If we have a series of trials $(a_1, a_2, \dots, a_n)$, then we define the random variable $X_i$ to be 1 if $a_i$ is a success and 0 otherwise. Then we define $X = X_1 + \cdots + X_n$, so that $X$ counts the number of successes in the $n$ trials. Then the variance is simply $V(X) = V(X_1) + \cdots + V(X_n)$.
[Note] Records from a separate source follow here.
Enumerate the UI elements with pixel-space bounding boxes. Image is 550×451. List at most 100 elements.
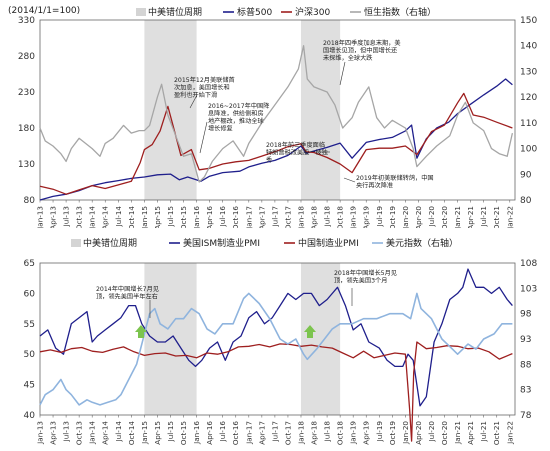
x-tick-label: Jan-21 [453, 206, 462, 228]
y-left-tick-label: 45 [24, 381, 35, 391]
series-line-dxy [39, 292, 513, 406]
x-tick-label: Apr-15 [153, 206, 162, 228]
annotation-text-1: 2015年12月美联储首 [174, 76, 235, 84]
x-tick-label: Apr-19 [362, 206, 371, 228]
x-tick-label: Oct-19 [388, 206, 397, 228]
x-tick-label: Jan-17 [244, 421, 253, 445]
x-tick-label: Apr-18 [310, 421, 319, 445]
x-tick-label: Apr-21 [466, 421, 475, 445]
up-arrow-icon [135, 325, 147, 338]
y-right-tick-label: 88 [520, 360, 532, 370]
annotation-text-2: 增长修复 [208, 125, 233, 133]
x-tick-label: Jul-20 [427, 206, 436, 228]
legend-label-sp500: 标普500 [237, 6, 272, 18]
y-left-tick-label: 65 [24, 259, 35, 269]
y-left-tick-label: 230 [18, 88, 35, 98]
legend-swatch-shade [71, 239, 81, 247]
x-tick-label: Oct-13 [75, 206, 84, 228]
annotation-leader-line [343, 177, 356, 183]
x-tick-label: Jul-13 [62, 206, 71, 227]
legend-label-cpmi: 中国制造业PMI [298, 237, 359, 249]
legend-swatch-shade [136, 8, 146, 16]
x-tick-label: Apr-16 [205, 206, 214, 228]
y-right-tick-label: 83 [520, 386, 531, 396]
x-tick-label: Jul-21 [479, 421, 488, 442]
annotation-text-4: 特朗普税改美股一枝独 [266, 149, 328, 157]
x-tick-label: Oct-16 [231, 421, 240, 446]
y-right-tick-label: 78 [520, 411, 532, 421]
x-tick-label: Jul-14 [114, 421, 123, 443]
x-tick-label: Oct-18 [336, 206, 345, 228]
x-tick-label: Jan-16 [192, 421, 201, 445]
x-tick-label: Jan-20 [401, 206, 410, 228]
x-tick-label: Oct-15 [179, 206, 188, 228]
chart-top-indices: 80 130 180 230 280 330 80 90 100 110 120 130 140 150 J… [8, 6, 537, 228]
annotation-text-2: 2018年中国增长5月见 [334, 269, 397, 277]
series-line-hsi [39, 45, 514, 183]
y-right-tick-label: 110 [520, 119, 537, 129]
annotation-leader-line [189, 94, 198, 109]
y-left-tick-label: 50 [24, 350, 36, 360]
x-tick-label: Oct-21 [492, 421, 501, 445]
x-tick-label: Jan-14 [88, 421, 97, 445]
x-tick-label: Oct-17 [283, 421, 292, 445]
x-tick-label: Apr-18 [310, 206, 319, 228]
x-tick-label: Oct-17 [283, 206, 292, 228]
y-right-tick-label: 98 [520, 310, 532, 320]
x-tick-label: Jan-22 [505, 206, 514, 228]
annotation-text-4: 2018年前三季度面临 [266, 141, 325, 149]
x-tick-label: Jul-15 [166, 421, 175, 442]
x-tick-label: Jul-17 [270, 421, 279, 442]
x-tick-label: Oct-20 [440, 206, 449, 228]
x-tick-label: Jan-19 [349, 206, 358, 228]
y-left-tick-label: 40 [24, 411, 36, 421]
y-right-tick-label: 108 [520, 259, 537, 269]
x-tick-label: Jul-21 [479, 206, 488, 227]
x-tick-label: Oct-21 [492, 206, 501, 228]
annotation-text-4: 秀 [266, 156, 272, 164]
x-tick-label: Apr-15 [153, 421, 162, 445]
x-tick-label: Apr-14 [101, 206, 110, 228]
x-tick-label: Jan-18 [296, 421, 305, 445]
x-tick-label: Jan-21 [453, 421, 462, 445]
x-tick-label: Oct-14 [127, 206, 136, 228]
x-tick-label: Jul-18 [323, 206, 332, 228]
annotation-text-2: 顶，领先美国3个月 [334, 277, 387, 285]
shade-period-1 [144, 20, 197, 200]
shade-period-2 [300, 20, 341, 200]
y-right-tick-label: 130 [520, 67, 537, 77]
x-tick-label: Jul-20 [427, 421, 436, 443]
x-tick-label: Jul-13 [62, 421, 71, 442]
shade-period-2 [300, 263, 341, 415]
x-tick-label: Oct-20 [440, 421, 449, 446]
x-tick-label: Jul-19 [375, 206, 384, 228]
x-tick-label: Jan-18 [296, 206, 305, 228]
x-tick-label: Apr-21 [466, 206, 475, 228]
series-line-sp500 [39, 78, 513, 201]
annotation-text-2: 息降准，供给侧和房 [208, 110, 264, 118]
y-left-tick-label: 330 [18, 16, 35, 26]
y-right-tick-label: 120 [520, 93, 537, 103]
annotation-text-5: 央行再次降准 [356, 182, 393, 190]
x-tick-label: Apr-17 [257, 206, 266, 228]
x-tick-label: Oct-15 [179, 421, 188, 445]
annotation-text-1: 2014年中国增长7月见 [96, 285, 159, 293]
x-tick-label: Oct-14 [127, 421, 136, 446]
x-tick-label: Jan-20 [401, 421, 410, 445]
x-tick-label: Jan-13 [36, 421, 45, 445]
x-tick-label: Jan-22 [505, 421, 514, 445]
y-left-tick-label: 60 [24, 289, 36, 299]
x-tick-label: Oct-19 [388, 421, 397, 446]
annotation-text-3: 未探维，全球大跌 [323, 54, 373, 62]
y-left-tick-label: 130 [18, 160, 35, 170]
y-right-tick-label: 100 [520, 145, 537, 155]
x-tick-label: Jul-15 [166, 206, 175, 227]
x-tick-label: Oct-13 [75, 421, 84, 445]
x-tick-label: Oct-18 [336, 421, 345, 446]
up-arrow-icon [304, 325, 316, 338]
legend-label-dxy: 美元指数（右轴） [386, 237, 458, 249]
x-tick-label: Jul-14 [114, 206, 123, 228]
y-left-tick-label: 280 [18, 52, 35, 62]
annotation-text-2: 地产棚改，推动全球 [208, 117, 264, 125]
To compute this, we need to compute the variance of a single Bernoulli trial. If $X_i$ is our random variable for the Bernoulli, trial, we have that $X_i$ takes on a value of either 0 or 1. Therefore, we have $X_i^2 = X_i$ and $E(X_i) = 1 \cdot p + 0 \cdot (1-p) = p$. Then $$V(X_i) = E(X_i^2) - E(X_i)^2 = p - p^2 = p \cdot (1-p).$$ Using Bienaymé's Formula, we get that $$V(\sum_{i=1}^n X_i) = n \cdot p(1-p)$$

Now, we will revisit the question of how likely it is that a random variables takes a value that strays far from its expectation. Much like Markov's inequality, the following result will give us a bound on how much a random variable differs from its expected value. Chebyshev's inequality is named for Pafnuty Chebyshev, who we've already mentioned before.
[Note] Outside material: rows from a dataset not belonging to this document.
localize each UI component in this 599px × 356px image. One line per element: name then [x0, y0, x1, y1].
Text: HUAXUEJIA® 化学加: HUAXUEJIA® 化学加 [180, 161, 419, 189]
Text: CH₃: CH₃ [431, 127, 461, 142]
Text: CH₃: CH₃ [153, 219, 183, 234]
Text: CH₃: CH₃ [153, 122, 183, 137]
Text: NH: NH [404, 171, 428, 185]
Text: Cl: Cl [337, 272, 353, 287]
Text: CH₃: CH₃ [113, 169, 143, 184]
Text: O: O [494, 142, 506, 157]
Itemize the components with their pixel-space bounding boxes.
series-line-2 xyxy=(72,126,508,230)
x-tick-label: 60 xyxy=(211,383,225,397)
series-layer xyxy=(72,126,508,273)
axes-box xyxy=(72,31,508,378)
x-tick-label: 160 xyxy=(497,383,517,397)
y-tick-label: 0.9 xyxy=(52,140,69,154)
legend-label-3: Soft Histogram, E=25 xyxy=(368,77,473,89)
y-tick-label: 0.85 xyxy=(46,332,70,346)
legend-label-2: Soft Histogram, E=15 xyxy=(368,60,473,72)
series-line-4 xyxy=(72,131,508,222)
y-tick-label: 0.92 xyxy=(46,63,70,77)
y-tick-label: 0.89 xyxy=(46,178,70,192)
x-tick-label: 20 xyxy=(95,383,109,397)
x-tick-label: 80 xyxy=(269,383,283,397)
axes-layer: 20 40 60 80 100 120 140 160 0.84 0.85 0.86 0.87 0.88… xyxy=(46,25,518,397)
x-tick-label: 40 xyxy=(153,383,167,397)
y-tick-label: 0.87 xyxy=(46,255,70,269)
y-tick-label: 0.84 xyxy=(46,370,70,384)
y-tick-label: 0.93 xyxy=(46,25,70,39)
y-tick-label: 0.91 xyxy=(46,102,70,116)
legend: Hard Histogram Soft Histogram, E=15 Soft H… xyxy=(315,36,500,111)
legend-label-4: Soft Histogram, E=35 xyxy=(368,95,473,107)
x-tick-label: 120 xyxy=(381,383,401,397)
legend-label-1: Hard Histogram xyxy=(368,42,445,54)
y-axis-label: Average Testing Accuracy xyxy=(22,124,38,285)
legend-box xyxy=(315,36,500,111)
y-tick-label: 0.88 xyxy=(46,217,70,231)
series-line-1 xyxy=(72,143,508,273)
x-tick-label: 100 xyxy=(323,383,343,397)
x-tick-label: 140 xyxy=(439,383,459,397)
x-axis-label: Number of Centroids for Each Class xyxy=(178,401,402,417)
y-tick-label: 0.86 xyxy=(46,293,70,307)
Theorem 21.8 (Chebyshev's Inequality). Let $X$ be a random variable. For all $a \gt 0$, $$\Pr(|X - E(X)| \geq a) \leq \frac{V(X)}{a^2}.$$

Proof. Let $Y = (X - E(X))^2$ be a random variable. Then $E(Y) = V(X)$ by definition. We can apply Markov's inequality, since $Y$ is non-negative, to get $$\Pr(Y \geq a^2) \leq \frac{E(Y)}{a^2}.$$ Since $Y = (X-E(X))^2$, consider $(X-E(X))^2 \geq a^2$. We have $(X-E(X))^2 \geq a^2$ if and only if $|X - E(X)| \geq a$. Then, together with $E(Y) = V(X)$, we substitute into the above to get $$\Pr(|X-E(X)| \geq a) \leq \frac{V(X)}{a^2}.$$ $\tag*{$\Box$}$

Example 21.9. Let $X$ be the random variable for the number of heads when a fair coin is tossed $n$ times. Recall that this is just the number of successful outcomes for $n$ independent Bernoulli trials with $p = \frac 1 2$. One can calculate that $E(X) = \frac n 2$ and from the previous example, we have that $V(X) = \frac n 4$ (since $p = (1-p) = \frac 1 2$). Now, we apply Chebyshev's inequality, using $a = \sqrt n$ to get $$\Pr\left( \left|X - \frac n 2 \right| \geq \sqrt n \right) \leq \frac{V(X)}{\sqrt n^2} = \frac n 4 \cdot \frac 1 n = \frac 1 4.$$

What this says is there is at most a $\frac 1 4$ probability that the number of heads that we get differs from the expected number ($\frac 1 2)$ by more than $\sqrt n$. So, if we make 100 rolls, then we have $$\Pr(|X - 50| \geq 10) \leq \frac 1 4.$$ In other words, the probability that we get more than 60 heads or less than 40 heads is at most $\frac 1 4$.

Example 21.10. On the other hand, suppose I set $a$ to $\varepsilon n$ for some small $\varepsilon$. Now I get $$\Pr\left( \left|X - \frac n 2 \right| \geq \varepsilon n \right) \leq \frac{V(X)}{(\varepsilon n)^2} = \frac n 4 \cdot \frac{1}{\varepsilon^2 n^2} = \frac{1}{{4\varepsilon^2 n}}$$ or equivalently $$\Pr\left( \left|\frac{X}{n} - \frac 1 2 \right| \lt \varepsilon \right) \geq 1 - \frac{1}{4\varepsilon^2 n}$$

Note that for any positive $\varepsilon$ and $\varepsilon'$, there is some $n$ such that $\frac{1}{4\varepsilon^2 n} \lt \varepsilon'$. That is to say as $n$ grows, the average of our Bernoulli trials converges towards $\frac 1 2$ with the probability approaching $1$. This is known as the weak law of large numbers (specialized to fair Bernoulli trials).